Tidak terasa, saya dan Pak Putut tertular ikut belajar
bermain gitar. Juga belajar alat musik lainnya.
Misalnya, piano dan drum. Kami memperoleh julukan sebagai
“Penyanyi Kamar Mandi” dan “Artis Sanggar”.
“Pindah kripnya besok saja!” teriak Pak Andi.
Ketika kami memainkan sebuah lagu, tetapi tangan saya terlambat
memindahkan krip (accord) gitar dari posisi C ke Am misalnya.
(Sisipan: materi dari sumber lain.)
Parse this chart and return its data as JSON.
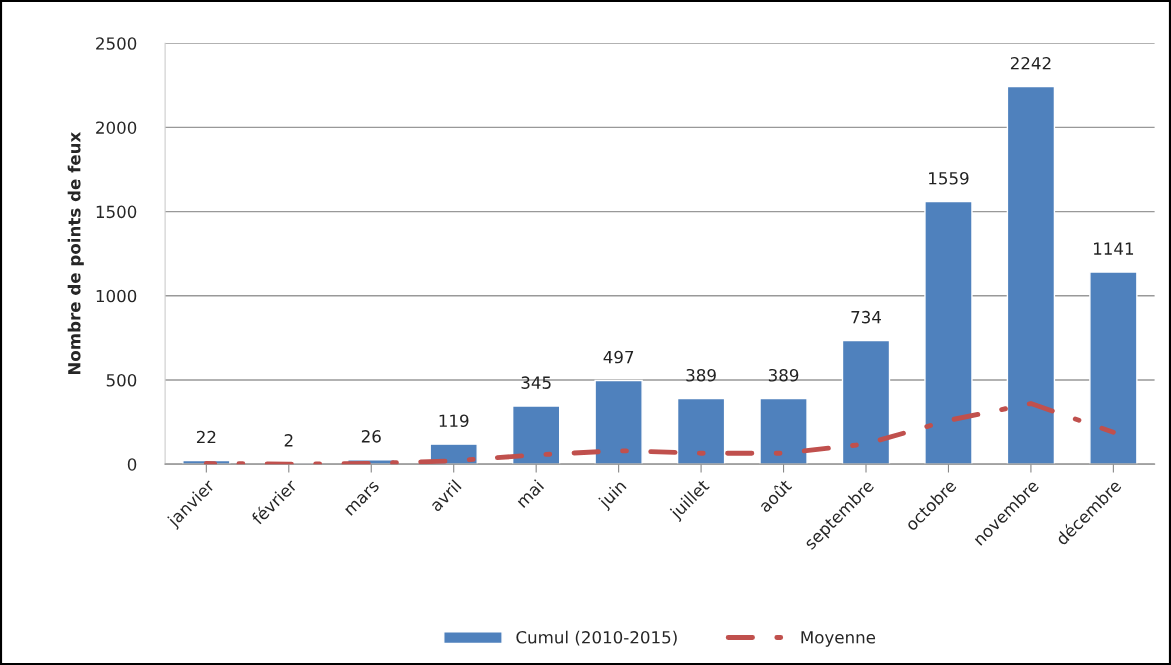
{
  "chart_data": {
    "type": "bar",
    "ylabel": "Nombre de points de feux",
    "categories": [
      "janvier",
      "février",
      "mars",
      "avril",
      "mai",
      "juin",
      "juillet",
      "août",
      "septembre",
      "octobre",
      "novembre",
      "décembre"
    ],
    "series": [
      {
        "name": "Cumul (2010-2015)",
        "color": "#4f81bd",
        "values": [
          22,
          2,
          26,
          119,
          345,
          497,
          389,
          389,
          734,
          1559,
          2242,
          1141
        ],
        "value_labels": [
          "22",
          "2",
          "26",
          "119",
          "345",
          "497",
          "389",
          "389",
          "734",
          "1559",
          "2242",
          "1141"
        ]
      },
      {
        "name": "Moyenne",
        "type": "line",
        "color": "#c0504d",
        "line_style": "dashdot",
        "values": [
          4,
          0,
          4,
          20,
          55,
          80,
          65,
          65,
          120,
          260,
          360,
          190
        ]
      }
    ],
    "ylim": [
      0,
      2500
    ],
    "yticks": [
      0,
      500,
      1000,
      1500,
      2000,
      2500
    ],
    "grid": "y",
    "legend": "bottom"
  }
}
Kami tertawa bersama mendengar “ejekan” tersebut.
JAGO KANDANG BADMINTON
Pada kesempatan lain. Saya berhasil “membalas
dendam”.
Mempermalukan Pak Andi. Pada sore hari yang cerah. Kami
bermain badminton.
Setelah saya mengalahkan Pak Putut. Saya bertanding single
dengan Pak Andi. Yang amat mahir bermain gitar, tetapi “kedodoran” ketika
memegang raket badminton.
Pertandingan belum berakhir, Pak Andi sudah menyerah kalah.
Pak Andi mengaku “keok”. “Gak badminton, gak patheen,” kata
Pak Andi.
Sambil meletakkan raket
dan “ngeloyor” meninggalkan lapangan.
Sungguh, kenangan yang lucu dan menggemaskan.